Art For The People
Sculpting Cultural Memory: A Profile of Fern Cunningham
Fern Cunningham has a mission and it is to sculpt the story of her people. Back in 1999, when the city of Boston unveiled the Harriet Tubman Memorial that it commissioned her to create; she made a point to punctuate the fact that the monument told the story of the liberated, and not the liberator. Up until then, Boston had no memorials that honored an African American woman, nor was there one that honored any woman. Titled “Step On Board,” the memorial is a testament to Fern’s will to make the presence of the black experience known throughout the city of Boston.
“The victims have a different story to tell than the people who may have opened the door. Especially in the case of Harriet Tubman,” she said.
Amongst her bronze repertoire, her favorite piece is “The Sentinel” which sits at guard in the 275-acre, historic Forest Hills Cemetery in the Roslindale neighborhood of Boston. This work is just as stunning as the woman that it depicts. She is a black woman, clad in bronze and sitting cross-legged on a block of Roxbury puddingstone.
“I like her because she reminds me so much of myself,” Fern added.
Raised in Alaska and Upstate New York, it was her mother’s influence that brought her to sculpting in the first place. Her mom was an art teacher and saw to it that her children were always involved in some kind of art-making too.
After graduating from Boston University, Fern made Boston her permanent home. She worked for the Elma Lewis School of Fine Arts as an art teacher until its doors closed in the late 80s. She has since been teaching art at The Park School in Brookline, which is home to “Time Enough” a monument that depicts her daughter reading a book.
Teaching at the Lewis School helped to shape the content of her work. Citing a list of influences like Paul Goodnight, Momadou Ceesay, Dana Chandler and the other artists that worked for the “movement” of the late 1960s, she described her work as “decidedly figurative” and stressed that it is really important for her to provide images of black people.

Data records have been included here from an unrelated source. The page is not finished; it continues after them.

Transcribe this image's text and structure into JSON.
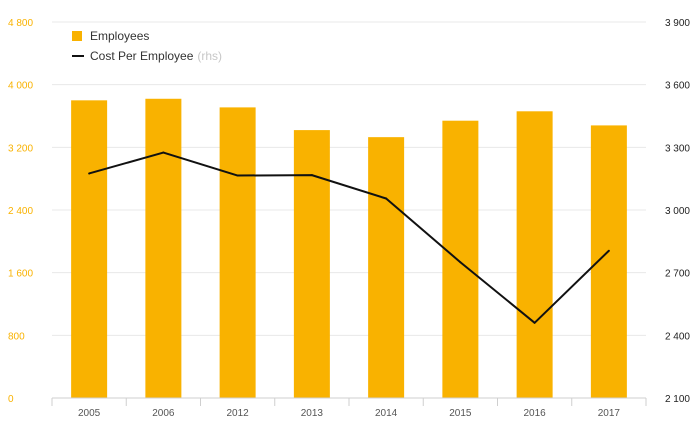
{
  "colors": {
    "bar": "#f9b200",
    "line": "#111111",
    "grid": "#e8e8e8",
    "left_axis_text": "#f9b200",
    "right_axis_text": "#222222",
    "x_axis_text": "#555555"
  },
  "legend": {
    "employees": "Employees",
    "cost": "Cost Per Employee",
    "cost_suffix": "(rhs)"
  },
  "chart_data": {
    "type": "bar",
    "categories": [
      "2005",
      "2006",
      "2012",
      "2013",
      "2014",
      "2015",
      "2016",
      "2017"
    ],
    "series": [
      {
        "name": "Employees",
        "type": "bar",
        "axis": "left",
        "values": [
          3800,
          3820,
          3710,
          3420,
          3330,
          3540,
          3660,
          3480
        ]
      },
      {
        "name": "Cost Per Employee",
        "type": "line",
        "axis": "right",
        "values": [
          3175,
          3275,
          3165,
          3167,
          3055,
          2750,
          2460,
          2805
        ]
      }
    ],
    "y_left": {
      "range": [
        0,
        4800
      ],
      "ticks": [
        "0",
        "800",
        "1 600",
        "2 400",
        "3 200",
        "4 000",
        "4 800"
      ],
      "tick_values": [
        0,
        800,
        1600,
        2400,
        3200,
        4000,
        4800
      ]
    },
    "y_right": {
      "range": [
        2100,
        3900
      ],
      "ticks": [
        "2 100",
        "2 400",
        "2 700",
        "3 000",
        "3 300",
        "3 600",
        "3 900"
      ],
      "tick_values": [
        2100,
        2400,
        2700,
        3000,
        3300,
        3600,
        3900
      ]
    },
    "grid": true,
    "legend_position": "top-left"
  }
}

It took a leap of faith for Fern to get the commissioned work that she desired though.
“I would apply to a lot of commissions and find myself a finalist. I would get my thousand dollars and be told to go home,” she joked.

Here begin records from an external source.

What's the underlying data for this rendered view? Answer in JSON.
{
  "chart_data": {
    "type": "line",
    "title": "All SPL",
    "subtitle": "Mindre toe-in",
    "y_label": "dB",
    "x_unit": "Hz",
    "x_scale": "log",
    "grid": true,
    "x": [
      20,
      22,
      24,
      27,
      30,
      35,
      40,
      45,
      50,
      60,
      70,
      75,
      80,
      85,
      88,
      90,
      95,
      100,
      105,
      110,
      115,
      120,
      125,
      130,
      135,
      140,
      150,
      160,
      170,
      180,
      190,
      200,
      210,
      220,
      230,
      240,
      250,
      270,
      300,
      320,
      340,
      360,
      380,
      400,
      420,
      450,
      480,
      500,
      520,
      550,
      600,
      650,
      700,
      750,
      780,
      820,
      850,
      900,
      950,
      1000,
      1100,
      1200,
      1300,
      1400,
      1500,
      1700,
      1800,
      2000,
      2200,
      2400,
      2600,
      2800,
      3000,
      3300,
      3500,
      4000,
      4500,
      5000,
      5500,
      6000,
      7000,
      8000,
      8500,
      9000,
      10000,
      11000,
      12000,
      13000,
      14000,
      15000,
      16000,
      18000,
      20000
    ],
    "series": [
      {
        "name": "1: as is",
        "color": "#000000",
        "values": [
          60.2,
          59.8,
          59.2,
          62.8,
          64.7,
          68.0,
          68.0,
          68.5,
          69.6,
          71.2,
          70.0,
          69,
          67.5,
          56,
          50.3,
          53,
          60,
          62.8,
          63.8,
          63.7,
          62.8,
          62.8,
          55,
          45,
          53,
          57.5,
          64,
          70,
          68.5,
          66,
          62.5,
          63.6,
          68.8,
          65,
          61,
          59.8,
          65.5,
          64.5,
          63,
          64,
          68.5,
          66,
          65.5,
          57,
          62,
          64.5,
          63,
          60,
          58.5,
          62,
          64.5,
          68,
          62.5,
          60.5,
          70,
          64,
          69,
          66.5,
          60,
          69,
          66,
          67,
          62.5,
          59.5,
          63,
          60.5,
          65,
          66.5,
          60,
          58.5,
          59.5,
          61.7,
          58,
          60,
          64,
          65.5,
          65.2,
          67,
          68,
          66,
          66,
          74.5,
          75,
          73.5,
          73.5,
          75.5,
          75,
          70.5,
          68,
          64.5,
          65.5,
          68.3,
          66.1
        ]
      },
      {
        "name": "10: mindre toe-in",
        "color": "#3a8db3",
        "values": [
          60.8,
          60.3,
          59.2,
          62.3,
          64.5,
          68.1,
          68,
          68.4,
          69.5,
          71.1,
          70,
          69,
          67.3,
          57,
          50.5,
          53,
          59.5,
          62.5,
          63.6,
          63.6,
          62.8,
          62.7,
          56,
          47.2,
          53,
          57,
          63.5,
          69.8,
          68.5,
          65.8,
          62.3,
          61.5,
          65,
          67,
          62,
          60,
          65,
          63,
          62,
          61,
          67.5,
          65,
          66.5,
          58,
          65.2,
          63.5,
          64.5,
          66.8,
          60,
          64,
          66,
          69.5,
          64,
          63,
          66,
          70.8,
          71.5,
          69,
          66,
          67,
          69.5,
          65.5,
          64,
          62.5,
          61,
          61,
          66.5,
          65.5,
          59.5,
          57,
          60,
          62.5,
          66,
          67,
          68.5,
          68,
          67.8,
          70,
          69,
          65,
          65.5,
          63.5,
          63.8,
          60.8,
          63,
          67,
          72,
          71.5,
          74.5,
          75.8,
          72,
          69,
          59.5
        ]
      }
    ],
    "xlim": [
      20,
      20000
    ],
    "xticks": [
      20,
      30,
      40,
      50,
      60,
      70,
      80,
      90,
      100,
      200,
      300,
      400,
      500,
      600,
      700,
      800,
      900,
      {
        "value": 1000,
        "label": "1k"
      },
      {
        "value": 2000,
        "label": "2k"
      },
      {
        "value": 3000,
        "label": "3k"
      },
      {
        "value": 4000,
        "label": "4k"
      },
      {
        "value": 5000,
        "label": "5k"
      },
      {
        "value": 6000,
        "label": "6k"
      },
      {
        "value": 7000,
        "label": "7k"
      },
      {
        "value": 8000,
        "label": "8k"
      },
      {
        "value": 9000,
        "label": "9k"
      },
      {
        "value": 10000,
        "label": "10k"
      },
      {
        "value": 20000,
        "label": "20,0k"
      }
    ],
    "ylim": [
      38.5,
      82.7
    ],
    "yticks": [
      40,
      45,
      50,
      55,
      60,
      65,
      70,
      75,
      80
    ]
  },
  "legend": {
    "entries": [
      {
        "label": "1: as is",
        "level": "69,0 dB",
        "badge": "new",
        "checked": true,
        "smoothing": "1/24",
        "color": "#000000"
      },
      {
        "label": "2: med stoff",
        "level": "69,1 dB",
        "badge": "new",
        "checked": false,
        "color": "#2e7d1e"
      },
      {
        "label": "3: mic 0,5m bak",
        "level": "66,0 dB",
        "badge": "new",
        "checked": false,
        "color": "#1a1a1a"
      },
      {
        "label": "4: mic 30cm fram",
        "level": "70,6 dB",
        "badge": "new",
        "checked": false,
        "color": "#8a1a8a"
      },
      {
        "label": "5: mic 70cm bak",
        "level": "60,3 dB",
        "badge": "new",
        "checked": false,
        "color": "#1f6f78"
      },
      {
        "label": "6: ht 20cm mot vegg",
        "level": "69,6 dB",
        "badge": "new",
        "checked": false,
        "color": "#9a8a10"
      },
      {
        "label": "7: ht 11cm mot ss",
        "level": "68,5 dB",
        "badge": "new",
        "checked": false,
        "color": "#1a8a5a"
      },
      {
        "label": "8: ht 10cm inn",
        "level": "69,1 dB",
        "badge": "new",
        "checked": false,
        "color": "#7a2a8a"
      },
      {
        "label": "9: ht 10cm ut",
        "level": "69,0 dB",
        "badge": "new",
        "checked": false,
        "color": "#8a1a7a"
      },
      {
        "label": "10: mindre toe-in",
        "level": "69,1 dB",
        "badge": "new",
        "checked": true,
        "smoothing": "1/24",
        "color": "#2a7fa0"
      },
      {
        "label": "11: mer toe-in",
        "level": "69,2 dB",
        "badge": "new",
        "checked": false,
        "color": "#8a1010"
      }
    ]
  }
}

“After a while, I thought, am I just a convenient finalist? Because then people could say, ‘Well, we had a black finalist and we had a female finalist,’ when, really, female and black people are not expected to be sculptors.”
At that point she stopped competing and relied on individuals who would ask her to sculpt a statue of their children, full figures of their loved ones, heads, and portrait heads.
Nearly ten years later, The Browne Fund, which supports art projects that improve public space in the city of Boston, contacted her with a request to sculpt a monument for the Joseph E. Lee School in Dorchester. That project became “Earth Challengers”, a playful depiction of three school-aged children holding up an orb of the globe.
She has since been commissioned by the city to do a number of projects, including the “Rise” memorial, which she created with her cousin, Karen Eutemey. In 2005, the city installed the 20 foot granite and bronze monument at what some call the “Gateway to Mattapan” if one were heading north from the suburb of Milton on Route 138 or Blue Hill Avenue. She also sculpted “Family Circle”, a statue that portrays a father, mother, and child embraced together in a ball. This masterpiece is located in the cozy, tree-lined cul-de-sac at Elm Hill Avenue in Roxbury.
Her most recent commission, "The Value of a Life", is in the design stage. Dedicated to the youth who have lost their lives to violence, the memorial is expected to be unveiled in 2010 at Roxbury's Jeep Jones Park.
Fern is the recipient of many awards for her work, including the Beta Beta Boule Award that she received in 2000; an Appreciation Award from the Roxbury Action Program in 2003 for her efforts to bring her vision of African American history to her artistic creations. In 2004, she received a Drylongso Award which honors African Americans for their fight against racism; and in 2005, the Boston Renaissance Charter School presented her with its Renaissance Living Legend Award.